Hong also said that they intentionally made the popsicles look appealing as this would garner more attention for the project. They felt that making a colorful and enticing wrapper for each popsicle would highlight the message that they were trying to get across. Although many of the world’s waters look clean at first glance, they often hide a grim truth; they are grossly polluted.
In designing the wrappers Hong, Guo, and Zheng showed their design school pedigree, developing individual creations that would make any candy manufacturer proud. However, if you take a closer look, you’ll see that each wrapper displays the water source for that particular popsicle and the less than appetizing ingredients found within.
Of course, ice melts so while the students made the original popsicles for their project in the traditional way using a mold and a freezer, they also made replicas they could take to exhibitions. These replicas are made using a resin that perfectly recreates the ice used in the originals, so they look exactly the same.

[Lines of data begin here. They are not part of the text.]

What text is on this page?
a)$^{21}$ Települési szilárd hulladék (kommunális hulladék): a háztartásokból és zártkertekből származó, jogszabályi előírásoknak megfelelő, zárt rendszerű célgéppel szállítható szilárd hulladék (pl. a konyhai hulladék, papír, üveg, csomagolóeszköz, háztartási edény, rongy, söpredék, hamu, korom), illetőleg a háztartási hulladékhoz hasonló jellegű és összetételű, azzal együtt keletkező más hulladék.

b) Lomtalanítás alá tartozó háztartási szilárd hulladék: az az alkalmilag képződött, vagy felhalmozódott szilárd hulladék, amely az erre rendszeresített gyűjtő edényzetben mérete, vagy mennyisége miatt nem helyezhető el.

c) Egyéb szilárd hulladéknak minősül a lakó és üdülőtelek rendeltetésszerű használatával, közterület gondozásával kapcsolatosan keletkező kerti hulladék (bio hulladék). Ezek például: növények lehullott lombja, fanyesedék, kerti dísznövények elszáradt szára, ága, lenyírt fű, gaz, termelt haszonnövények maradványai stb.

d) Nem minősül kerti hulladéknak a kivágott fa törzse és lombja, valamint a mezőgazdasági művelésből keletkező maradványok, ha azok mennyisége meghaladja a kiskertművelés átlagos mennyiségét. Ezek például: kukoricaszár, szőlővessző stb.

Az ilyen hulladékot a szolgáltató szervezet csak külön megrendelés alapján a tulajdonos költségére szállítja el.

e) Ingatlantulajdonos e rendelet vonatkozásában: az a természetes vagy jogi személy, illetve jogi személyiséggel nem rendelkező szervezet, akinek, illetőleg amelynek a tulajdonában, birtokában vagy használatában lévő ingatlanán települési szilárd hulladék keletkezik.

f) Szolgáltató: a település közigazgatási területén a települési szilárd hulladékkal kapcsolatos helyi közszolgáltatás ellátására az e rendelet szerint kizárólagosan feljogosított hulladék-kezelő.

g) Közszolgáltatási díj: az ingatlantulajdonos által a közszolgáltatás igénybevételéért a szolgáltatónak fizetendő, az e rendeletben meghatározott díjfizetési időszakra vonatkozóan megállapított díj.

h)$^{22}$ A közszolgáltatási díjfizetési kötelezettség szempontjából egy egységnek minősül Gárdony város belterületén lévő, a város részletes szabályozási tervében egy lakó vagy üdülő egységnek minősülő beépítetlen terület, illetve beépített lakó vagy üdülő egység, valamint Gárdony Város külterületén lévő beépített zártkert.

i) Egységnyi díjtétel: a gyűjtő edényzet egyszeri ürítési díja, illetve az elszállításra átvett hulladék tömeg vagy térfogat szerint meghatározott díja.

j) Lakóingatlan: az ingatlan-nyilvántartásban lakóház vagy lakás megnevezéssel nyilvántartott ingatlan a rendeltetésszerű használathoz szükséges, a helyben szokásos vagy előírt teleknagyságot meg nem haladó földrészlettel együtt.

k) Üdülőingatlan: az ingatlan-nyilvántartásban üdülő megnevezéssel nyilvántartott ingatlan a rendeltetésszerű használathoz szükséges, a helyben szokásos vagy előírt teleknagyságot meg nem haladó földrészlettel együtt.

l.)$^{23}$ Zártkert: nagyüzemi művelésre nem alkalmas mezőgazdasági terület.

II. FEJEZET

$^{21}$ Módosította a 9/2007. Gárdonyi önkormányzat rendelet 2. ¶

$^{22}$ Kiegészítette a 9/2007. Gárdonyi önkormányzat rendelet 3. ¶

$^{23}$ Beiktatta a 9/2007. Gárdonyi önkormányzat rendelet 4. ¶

As a design project ‘100% Polluted Water Popsicles’ has brought the three students critical acclaim from designers and artists throughout the world. It also resulted in their project going on display at Taipei World Trade Center’s Young Designers Exhibition 2017 and brought them a nomination for the 2017 Young Pin Design Award, Taiwan’s most prestigious award for budding designers.
But it is as an exhibition highlighting the way corporations continuously abuse our environment that has seen the students become champions (and the darlings) of clean water activists throughout the world. While a seemingly quirky project done for fun, ‘100% Polluted Water Popsicles‘ opens the discussion on how we treat our natural resources. But more importantly, it brings the topic to the attention of the general public in a way that is both shocking and educational.